Clothing manufacturers design and cut clothing based on specific proportions and dimensions. If your body proportions are different than the fit model of the manufacturer, the clothes you try on and buy won’t fit. The sleeves will be too short if your arms are longer than the fit model, or too long if your arms are any shorter. If your waist is wider or smaller … if your hips are wider or more narrow … if your bosom is larger or smaller than the fit model, the list goes on. Typically, we either make do with what is too big or go through life being squeezed into garments like a sausage. Its NOT YOU, its not your body that has a problem…it’s the manufacturer.

The clothing industry shares responsibility for our warped attitudes about ourselves. To stay in business, clothing companies must make a profit, fair enough. Straight seams cost less to cut and sew than curved ones. Almost all affordable clothing is manufactured with straight seams, yet women generally have curved bodies. When we try to put our bodies into these straight-cut clothes and we don’t fit, we think there is something wrong with us. We look at the stick-straight models —the ones whose bones show and look like tall girl-children­—the ones who look good in those straight-seamed clothes—and we wish we didn’t have our curves. Ouch. We compare ourselves to those models and think there must be something wrong with our curves, our bodies, ourselves. The truth, there is nothing wrong with who you are or how you’re made; there is something wrong with how the clothes are made.


Finding ready-made clothes was a seemingly impossible task for Connie. She was six feet tall and small boned, with long arms, long legs, long neck, tiny head, and delicate features. Women’s clothes are not manufactured for her body proportions. She wanted feminine clothes to wear under her working uniform of white doctor’s coats—not fussy feminine clothes, just clothes with some grace. The only garments she could find to wear were men’s jeans and shirts, which were not feminine; they were simply long enough. She was able to find tops and some sweaters, but she wanted to have trousers and skirts cut for the way she moved. Her long stride called for swinging skirts in fluid fabrics that swirled around her calves. Her relaxed posture asked for softly tailored, loose-fitting jackets or cardigans. Not having feminine clothing had been such a problem all her life that as she approached her 50th birthday she was still self-conscious when meeting strangers.

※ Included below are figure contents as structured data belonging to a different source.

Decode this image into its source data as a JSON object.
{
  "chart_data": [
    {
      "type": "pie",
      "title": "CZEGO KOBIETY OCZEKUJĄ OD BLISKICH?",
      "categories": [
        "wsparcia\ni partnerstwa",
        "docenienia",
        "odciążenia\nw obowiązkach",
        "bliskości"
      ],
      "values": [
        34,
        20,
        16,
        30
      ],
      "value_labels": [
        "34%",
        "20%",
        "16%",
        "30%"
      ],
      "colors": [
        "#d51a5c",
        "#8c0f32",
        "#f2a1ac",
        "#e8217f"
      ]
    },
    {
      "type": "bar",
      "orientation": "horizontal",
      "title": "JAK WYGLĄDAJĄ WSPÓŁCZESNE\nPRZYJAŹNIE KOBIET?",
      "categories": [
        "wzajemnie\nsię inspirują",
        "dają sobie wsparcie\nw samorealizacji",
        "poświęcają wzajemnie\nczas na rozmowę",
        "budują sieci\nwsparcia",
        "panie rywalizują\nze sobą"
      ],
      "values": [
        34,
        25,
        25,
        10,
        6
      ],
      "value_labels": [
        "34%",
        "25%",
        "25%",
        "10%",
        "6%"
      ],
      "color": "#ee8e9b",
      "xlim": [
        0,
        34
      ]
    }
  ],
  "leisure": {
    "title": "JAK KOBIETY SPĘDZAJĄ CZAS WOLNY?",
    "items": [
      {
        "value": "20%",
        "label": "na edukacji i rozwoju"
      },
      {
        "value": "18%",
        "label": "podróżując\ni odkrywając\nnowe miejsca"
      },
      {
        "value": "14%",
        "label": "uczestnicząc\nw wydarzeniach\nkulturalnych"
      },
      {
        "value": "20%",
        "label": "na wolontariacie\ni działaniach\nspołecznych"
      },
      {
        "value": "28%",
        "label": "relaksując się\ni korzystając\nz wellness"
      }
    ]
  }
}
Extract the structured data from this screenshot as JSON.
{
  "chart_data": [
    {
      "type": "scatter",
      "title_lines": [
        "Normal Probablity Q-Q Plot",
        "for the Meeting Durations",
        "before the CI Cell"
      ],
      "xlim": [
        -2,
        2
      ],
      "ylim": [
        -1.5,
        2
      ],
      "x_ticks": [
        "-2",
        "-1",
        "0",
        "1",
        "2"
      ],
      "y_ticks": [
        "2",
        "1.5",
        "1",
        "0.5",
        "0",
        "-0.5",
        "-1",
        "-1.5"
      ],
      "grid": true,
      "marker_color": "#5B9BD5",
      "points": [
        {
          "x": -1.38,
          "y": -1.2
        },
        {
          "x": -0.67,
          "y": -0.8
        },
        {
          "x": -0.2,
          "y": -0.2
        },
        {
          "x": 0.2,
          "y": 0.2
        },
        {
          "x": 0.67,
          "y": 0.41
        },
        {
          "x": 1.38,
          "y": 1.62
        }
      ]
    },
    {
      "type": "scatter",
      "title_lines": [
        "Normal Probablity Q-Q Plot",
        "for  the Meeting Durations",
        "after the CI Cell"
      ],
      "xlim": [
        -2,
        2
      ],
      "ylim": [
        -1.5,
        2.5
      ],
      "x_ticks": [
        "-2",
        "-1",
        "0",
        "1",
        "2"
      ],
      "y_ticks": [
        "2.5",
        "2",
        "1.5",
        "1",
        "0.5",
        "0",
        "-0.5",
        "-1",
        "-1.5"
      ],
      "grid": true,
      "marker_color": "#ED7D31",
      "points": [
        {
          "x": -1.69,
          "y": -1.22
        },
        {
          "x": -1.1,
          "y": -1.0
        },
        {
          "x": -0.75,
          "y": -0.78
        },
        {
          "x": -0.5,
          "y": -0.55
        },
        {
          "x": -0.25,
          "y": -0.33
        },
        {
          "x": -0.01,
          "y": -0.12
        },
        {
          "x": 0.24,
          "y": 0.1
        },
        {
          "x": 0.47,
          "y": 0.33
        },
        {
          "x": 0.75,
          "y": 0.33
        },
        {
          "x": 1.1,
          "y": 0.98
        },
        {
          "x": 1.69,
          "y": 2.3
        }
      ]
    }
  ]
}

When she came to see me she felt trapped. Oh, and the truth will set you free. It didn’t take long however for Connie to realize that her body was asking for skirts, trousers and long sleeved jackets tailored to her proportions, not a fit model who didn’t look like her, wasn’t her, never could be her. She is unique, we all are. Because of her narrow waist and fuller thigh, she looked best in shorter jackets that had fit through the waist. We took her boxy blazers to an alterations person who trimmed the bottom to three inches below her waist; made the sleeves longer with the cut fabric and created curves in the side seams to make the overall appearance more feminine. After her first fitting the change in her countenance was remarkable. She was becoming other rather than self conscious.